Does my right hon. and learned Friend's inner-city initiative include the ability to help finance the start-up costs of business incubators or business technology centres, which will help small businesses to establish themselves?

Mr. Clarke

It certainly does. The Government have a multiplicity of ways in which they can support business start-up premises, managed workshops and technology centres of the type described by my hon. Friend. Various Departments of state have their different agencies and funds and any projects that come forward will be looked at eagerly by all my right hon. and hon. Friends.

Ms. Mowlam

How does the Minister expect local authorities to be business friendly in the inner cities, and how does he expect them to finance debt services, when, after the introduction of the poll tax, central Government will control 75 per cent. of what was peviously local authority funding? Is it not time that the Minister became local authority friendly?

Mr. Clarke

But central Government and private business between them have always paid for the majority of local government expenditure. That is true under the present system and it will be true under the new system. Domestic rates and the community charge provide only for the minority of local government expenditure in any event.

Mr.

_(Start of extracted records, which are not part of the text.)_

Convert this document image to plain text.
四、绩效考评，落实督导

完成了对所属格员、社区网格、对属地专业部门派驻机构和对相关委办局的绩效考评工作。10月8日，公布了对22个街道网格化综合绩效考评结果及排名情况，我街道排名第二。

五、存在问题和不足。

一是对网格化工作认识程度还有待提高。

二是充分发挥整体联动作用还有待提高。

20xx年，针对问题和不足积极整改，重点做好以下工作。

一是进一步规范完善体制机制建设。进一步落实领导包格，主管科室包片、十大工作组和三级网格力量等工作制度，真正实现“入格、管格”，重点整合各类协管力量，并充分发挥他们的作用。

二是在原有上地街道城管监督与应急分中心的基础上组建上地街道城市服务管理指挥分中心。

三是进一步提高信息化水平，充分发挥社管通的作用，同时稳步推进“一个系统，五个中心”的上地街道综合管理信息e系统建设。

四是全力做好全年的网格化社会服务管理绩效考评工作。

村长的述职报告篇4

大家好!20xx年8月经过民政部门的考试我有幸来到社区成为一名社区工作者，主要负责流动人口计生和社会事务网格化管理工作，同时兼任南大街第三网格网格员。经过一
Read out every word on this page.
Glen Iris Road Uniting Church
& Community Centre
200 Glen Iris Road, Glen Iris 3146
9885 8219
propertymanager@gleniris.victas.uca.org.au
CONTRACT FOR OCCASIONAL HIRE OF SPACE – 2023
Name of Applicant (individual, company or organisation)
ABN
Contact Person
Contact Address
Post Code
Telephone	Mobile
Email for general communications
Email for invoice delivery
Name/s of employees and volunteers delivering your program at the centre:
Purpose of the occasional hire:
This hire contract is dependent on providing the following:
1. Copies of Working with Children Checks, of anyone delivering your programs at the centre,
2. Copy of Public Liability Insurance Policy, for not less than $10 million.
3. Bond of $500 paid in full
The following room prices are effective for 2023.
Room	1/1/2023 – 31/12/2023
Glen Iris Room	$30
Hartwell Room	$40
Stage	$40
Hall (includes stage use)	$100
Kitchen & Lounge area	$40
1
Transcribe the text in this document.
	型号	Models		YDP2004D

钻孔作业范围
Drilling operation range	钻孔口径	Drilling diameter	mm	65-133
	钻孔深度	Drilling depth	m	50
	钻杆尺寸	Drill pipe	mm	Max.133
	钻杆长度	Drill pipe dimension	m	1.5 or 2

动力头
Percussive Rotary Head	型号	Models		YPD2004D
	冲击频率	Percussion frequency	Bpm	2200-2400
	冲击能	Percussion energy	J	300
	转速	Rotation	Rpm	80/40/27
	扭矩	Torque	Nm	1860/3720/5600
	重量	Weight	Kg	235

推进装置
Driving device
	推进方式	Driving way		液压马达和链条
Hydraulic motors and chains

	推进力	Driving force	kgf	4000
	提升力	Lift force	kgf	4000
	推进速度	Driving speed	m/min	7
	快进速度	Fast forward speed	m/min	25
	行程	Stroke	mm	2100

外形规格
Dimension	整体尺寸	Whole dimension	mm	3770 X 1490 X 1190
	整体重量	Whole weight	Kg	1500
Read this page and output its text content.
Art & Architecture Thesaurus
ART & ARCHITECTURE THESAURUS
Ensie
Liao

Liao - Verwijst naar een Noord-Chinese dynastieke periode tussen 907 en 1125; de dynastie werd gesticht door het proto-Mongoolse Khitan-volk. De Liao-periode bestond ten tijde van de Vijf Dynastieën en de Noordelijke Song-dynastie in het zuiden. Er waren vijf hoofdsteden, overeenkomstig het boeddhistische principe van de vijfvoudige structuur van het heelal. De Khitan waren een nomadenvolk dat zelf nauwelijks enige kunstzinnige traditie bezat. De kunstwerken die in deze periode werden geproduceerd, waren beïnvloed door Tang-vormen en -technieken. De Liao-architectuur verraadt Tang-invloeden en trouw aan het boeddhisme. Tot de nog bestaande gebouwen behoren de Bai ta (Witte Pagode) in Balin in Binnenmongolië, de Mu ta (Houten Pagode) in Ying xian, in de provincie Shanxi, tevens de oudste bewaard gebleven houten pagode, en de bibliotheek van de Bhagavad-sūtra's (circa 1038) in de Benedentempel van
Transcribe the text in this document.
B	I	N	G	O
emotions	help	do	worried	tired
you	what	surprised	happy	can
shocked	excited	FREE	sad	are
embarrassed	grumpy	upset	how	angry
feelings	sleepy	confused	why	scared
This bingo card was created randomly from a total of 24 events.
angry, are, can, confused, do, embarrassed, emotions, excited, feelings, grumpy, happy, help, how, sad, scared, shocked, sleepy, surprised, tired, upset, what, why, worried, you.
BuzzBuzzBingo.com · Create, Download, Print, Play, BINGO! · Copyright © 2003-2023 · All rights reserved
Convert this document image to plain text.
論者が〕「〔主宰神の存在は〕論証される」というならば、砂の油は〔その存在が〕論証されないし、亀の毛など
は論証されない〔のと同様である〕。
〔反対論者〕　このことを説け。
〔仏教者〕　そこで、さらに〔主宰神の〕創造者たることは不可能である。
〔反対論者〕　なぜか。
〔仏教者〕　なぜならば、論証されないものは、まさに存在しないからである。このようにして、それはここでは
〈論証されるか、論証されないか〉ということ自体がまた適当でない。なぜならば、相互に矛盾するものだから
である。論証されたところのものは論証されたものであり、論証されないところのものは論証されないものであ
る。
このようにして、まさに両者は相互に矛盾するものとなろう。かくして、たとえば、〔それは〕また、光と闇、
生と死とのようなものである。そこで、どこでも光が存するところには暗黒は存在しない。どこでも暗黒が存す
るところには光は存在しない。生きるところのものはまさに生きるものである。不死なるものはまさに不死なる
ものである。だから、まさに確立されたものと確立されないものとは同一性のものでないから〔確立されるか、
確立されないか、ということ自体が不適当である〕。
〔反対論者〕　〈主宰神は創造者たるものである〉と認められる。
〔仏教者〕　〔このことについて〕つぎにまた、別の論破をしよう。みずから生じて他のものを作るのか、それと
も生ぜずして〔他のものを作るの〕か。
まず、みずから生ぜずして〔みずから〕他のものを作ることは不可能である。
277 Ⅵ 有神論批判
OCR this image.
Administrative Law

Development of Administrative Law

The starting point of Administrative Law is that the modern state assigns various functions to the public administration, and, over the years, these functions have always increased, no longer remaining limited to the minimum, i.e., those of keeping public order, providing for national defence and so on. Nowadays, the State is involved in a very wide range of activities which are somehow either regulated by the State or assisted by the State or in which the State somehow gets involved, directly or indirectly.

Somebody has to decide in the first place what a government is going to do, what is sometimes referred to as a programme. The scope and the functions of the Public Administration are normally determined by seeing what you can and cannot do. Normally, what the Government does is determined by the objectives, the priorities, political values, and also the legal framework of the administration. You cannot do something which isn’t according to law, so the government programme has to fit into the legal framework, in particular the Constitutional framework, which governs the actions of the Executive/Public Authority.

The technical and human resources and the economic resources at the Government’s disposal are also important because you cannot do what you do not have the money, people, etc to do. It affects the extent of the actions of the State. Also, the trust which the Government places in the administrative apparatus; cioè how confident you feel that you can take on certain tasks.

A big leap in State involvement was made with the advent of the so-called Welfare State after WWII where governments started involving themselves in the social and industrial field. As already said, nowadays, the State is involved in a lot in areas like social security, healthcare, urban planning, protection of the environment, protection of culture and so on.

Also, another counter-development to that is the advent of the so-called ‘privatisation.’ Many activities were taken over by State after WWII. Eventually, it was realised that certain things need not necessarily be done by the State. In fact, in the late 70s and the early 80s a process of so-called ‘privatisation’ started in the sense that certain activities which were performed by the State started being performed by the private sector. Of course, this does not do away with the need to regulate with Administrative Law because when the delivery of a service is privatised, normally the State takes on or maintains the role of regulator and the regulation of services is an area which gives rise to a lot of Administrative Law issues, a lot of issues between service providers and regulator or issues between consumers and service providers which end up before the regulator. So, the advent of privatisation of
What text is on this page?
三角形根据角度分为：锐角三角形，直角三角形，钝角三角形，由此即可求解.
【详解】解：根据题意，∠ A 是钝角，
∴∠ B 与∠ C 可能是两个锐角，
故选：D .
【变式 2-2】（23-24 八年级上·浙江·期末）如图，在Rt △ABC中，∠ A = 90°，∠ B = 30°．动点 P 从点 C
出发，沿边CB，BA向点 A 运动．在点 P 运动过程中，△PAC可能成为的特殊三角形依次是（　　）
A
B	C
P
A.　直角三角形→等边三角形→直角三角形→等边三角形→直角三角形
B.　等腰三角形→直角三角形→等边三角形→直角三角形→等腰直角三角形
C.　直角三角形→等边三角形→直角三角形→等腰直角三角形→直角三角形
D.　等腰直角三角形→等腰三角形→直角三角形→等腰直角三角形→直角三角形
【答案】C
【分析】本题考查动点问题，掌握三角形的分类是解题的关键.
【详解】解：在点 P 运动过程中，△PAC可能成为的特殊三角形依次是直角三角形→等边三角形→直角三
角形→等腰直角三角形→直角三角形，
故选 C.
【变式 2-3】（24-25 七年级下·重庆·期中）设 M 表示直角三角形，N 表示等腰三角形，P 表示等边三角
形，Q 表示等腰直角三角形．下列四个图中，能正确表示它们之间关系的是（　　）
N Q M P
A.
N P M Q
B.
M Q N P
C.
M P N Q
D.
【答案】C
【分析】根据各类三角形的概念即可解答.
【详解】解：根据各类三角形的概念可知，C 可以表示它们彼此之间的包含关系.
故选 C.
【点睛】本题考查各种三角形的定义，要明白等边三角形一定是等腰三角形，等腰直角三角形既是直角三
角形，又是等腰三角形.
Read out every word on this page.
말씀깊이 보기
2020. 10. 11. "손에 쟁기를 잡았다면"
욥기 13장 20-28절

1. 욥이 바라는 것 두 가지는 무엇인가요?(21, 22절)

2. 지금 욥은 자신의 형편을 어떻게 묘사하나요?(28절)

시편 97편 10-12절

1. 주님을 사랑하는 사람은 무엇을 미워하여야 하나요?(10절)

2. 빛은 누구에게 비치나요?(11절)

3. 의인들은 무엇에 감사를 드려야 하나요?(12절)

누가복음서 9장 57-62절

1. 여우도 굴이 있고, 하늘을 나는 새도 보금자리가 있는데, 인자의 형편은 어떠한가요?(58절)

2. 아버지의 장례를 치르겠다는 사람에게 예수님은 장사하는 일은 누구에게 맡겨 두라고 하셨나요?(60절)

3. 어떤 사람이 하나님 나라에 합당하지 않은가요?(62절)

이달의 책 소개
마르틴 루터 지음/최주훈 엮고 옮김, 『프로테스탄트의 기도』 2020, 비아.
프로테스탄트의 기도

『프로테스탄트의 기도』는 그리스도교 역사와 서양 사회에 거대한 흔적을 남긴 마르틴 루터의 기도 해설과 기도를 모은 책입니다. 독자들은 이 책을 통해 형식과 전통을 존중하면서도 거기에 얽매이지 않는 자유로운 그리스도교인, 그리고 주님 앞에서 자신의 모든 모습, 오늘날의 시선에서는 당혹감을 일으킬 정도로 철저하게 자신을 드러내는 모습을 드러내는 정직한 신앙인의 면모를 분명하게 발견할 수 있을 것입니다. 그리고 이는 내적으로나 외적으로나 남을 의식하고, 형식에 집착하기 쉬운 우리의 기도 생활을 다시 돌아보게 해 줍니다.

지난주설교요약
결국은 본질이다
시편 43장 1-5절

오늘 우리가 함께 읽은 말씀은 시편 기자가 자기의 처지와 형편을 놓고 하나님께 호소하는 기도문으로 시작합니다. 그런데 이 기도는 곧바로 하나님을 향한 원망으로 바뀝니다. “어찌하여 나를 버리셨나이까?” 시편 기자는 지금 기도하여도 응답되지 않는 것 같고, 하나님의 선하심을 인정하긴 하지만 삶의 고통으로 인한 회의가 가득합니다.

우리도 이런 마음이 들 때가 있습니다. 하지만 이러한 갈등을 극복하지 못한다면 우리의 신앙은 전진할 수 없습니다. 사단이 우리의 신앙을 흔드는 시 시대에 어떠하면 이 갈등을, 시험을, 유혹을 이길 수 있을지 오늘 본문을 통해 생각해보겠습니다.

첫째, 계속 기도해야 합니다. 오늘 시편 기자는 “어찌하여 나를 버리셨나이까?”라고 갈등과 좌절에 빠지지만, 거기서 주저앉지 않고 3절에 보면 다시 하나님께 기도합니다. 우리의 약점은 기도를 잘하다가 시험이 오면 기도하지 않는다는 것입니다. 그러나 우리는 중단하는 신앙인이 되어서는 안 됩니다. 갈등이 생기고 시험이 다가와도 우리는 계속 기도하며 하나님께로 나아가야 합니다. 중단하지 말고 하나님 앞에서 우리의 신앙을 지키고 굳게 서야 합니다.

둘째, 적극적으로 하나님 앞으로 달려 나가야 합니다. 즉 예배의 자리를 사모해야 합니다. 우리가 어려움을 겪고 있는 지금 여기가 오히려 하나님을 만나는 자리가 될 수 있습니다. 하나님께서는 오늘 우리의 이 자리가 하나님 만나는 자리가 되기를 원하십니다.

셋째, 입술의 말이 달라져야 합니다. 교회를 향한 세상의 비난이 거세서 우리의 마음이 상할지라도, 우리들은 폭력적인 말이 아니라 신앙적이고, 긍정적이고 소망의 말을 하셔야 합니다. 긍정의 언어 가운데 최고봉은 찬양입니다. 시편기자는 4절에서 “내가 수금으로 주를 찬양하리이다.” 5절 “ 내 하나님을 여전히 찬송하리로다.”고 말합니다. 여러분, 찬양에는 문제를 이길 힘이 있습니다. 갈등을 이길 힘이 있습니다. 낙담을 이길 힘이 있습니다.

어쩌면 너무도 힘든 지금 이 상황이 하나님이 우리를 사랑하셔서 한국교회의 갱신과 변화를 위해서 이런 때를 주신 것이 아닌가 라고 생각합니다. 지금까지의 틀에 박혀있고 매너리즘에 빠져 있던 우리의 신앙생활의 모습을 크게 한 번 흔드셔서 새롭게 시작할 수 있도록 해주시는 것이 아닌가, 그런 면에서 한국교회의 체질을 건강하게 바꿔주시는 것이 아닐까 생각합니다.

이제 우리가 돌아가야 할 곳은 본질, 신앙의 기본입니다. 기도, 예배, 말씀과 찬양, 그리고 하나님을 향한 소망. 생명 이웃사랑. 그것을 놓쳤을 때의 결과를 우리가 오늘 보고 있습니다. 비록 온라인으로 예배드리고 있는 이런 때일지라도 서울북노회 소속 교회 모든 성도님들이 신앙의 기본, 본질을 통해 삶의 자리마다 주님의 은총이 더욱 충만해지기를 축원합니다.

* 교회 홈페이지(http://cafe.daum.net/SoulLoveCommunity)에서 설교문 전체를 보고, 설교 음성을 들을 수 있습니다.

Raffan

As my right hon. and learned Friend is aware, the serious problems affecting our inner cities also affect the centres of many smaller towns. Will he assure the House that the initiatives announced in the Government's "Action for Cities" campaign will apply to those smaller communities?

Mr. Clarke

The urban programme and urban priority areas can cover a wide range of communities. I agree with my hon. Friend that many of the problems affecting inner cities—lack of economic activity, high unemployment and so on—are found in other parts of the country as well. I hope that in England all those in urban priority areas are benefiting from our proposals, and I trust that my hon. Friend will find that my right hon. Friend the Secretary of State for Wales tackles the problems in his constituency vigorously.

Mr. Blair

The Prime Minister has told us that there is not a single new policy for the inner cities, and the Minister has been unable to tell us whether any substantial new resources will go into the inner cities, at least to compensate for the massive reductions in rate support grant. Why does the right hon. and learned Gentleman expect the same package of measures with virtually the same resources to succeed in the future when it has failed in the past?

Mr. Clarke

The hon. Gentleman is not the first to pick up a phrase used by my right hon. Friend the Prime Minister and use it somewhat incorrectly. As he knows, there were no fewer than 12 new announcements at the conference that we held on Monday. Although all the money came from the existing PESC provision, £250 million or thereabouts was directed to new policies in the inner cities to which it had not been directed before. The hon. Gentleman's wholly false analogy with arguments with local government over rate support grant represents another failed attempt to denigrate a very substantial policy.